One area in which Crombie doesn’t want to see more development is in protected Greenbelt land, as she feels it is both unnecessary and counter to the efforts of combating climate change, and pointed to recent flooding and wildfires seen in Canada and globally.

“We have to acknowledge that there is a serious climate-change crisis,” she said.

Protecting greenspace is key to that fight in her mind, and she thinks the lands recently removed from the Greenbelt are unlikely to see any dense or affordable homes, or any real development any time soon, due to a lack of infrastructure.

“It just contributes to urban sprawl,” she said.

That sprawl poses risks for protected environmental lands, as well as farmland, the latter of which the province is losing at a rate of about 129 hectares per day, according to the Ontario Farmland Trust.

“Food security is so important, we’re so proud to be Canadian to say we have food security here, we can feed our people, that our farms feed towns, they feed cities,” Crombie said, noting that food-bank use is up all over the province, including affluent municipalities like Mississauga.

To address that issue, she wants to provide protections for farmland and incentives for farmers to continue farming their lands, including improved crop insurance, grants for machinery and help with succession plans.

On the issue of recently expanded strong mayor powers, Crombie said some members of the Big City Mayors group asked her not to advocate against it, but she doesn’t feel the need to use them personally.

“There may be some municipalities that would use some of the powers in some cases. … The rest of us will just carry on the way we did and come to a consensus which we feel is more democratic,” she said.

Similarly, Crombie felt the province’s pending appointment of regional facilitators to investigate the functions of upper-tier municipalities, including the County of Simcoe, wasn’t a one-size-fits-all situation, noting that some might be working well, but some others might want a varying extent of changes.

“I need to know better from each of those regions what their needs are,” she said.

In June, Bradford’s council sent a letter to the province welcoming the facilitators and urging them to consider factors such as fair representation, greater autonomy for lower-tier municipalities, efficiency and good governance.

As Mississauga’s mayor, Crombie fought in favour of the dissolution of Peel Region, as she felt the arrangement wasn’t beneficial for her city or for Brampton.

“It’s time to cut the umbilical cord and for both cities to control their own destiny,” she said.

Crombie also felt the need to know more before coming to a conclusion about the Bradford Bypass.

“I am one of the opponents of the 413 because of the vast nature of it crossing sensitive land and wetland.

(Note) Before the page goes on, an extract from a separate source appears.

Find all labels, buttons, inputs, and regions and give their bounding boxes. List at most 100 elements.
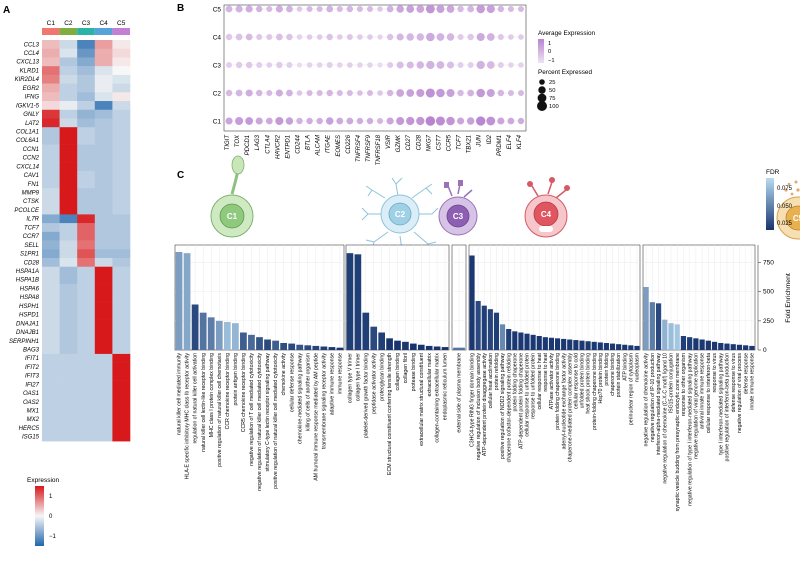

By extension, I would be very careful to be in support of the Bradford Bypass, but I would like to see the results, personally, of the environmental assessment and ensure that a full impact assessment had been done,” she said.

If Crombie were to become leader of the Ontario Liberal party, she said Bradford residents could expect her to focus on their needs and work with council, as she has done in the past when she made a presentation about the downtown revitalization program.

“If we as the Liberal party don’t design programs for small towns and rural communities, and northern communities and francophone communities as well, we’ll never form government again. … We need to be present everywhere,” she said.

Before being elected mayor of Mississauga in 2014, from 2011 to 2014, Crombie was the Ward 5 councillor and also sat on the Council of the Region of Peel, and from 2008 to 2011, she was the Liberal MP for Mississauga-Streetsville.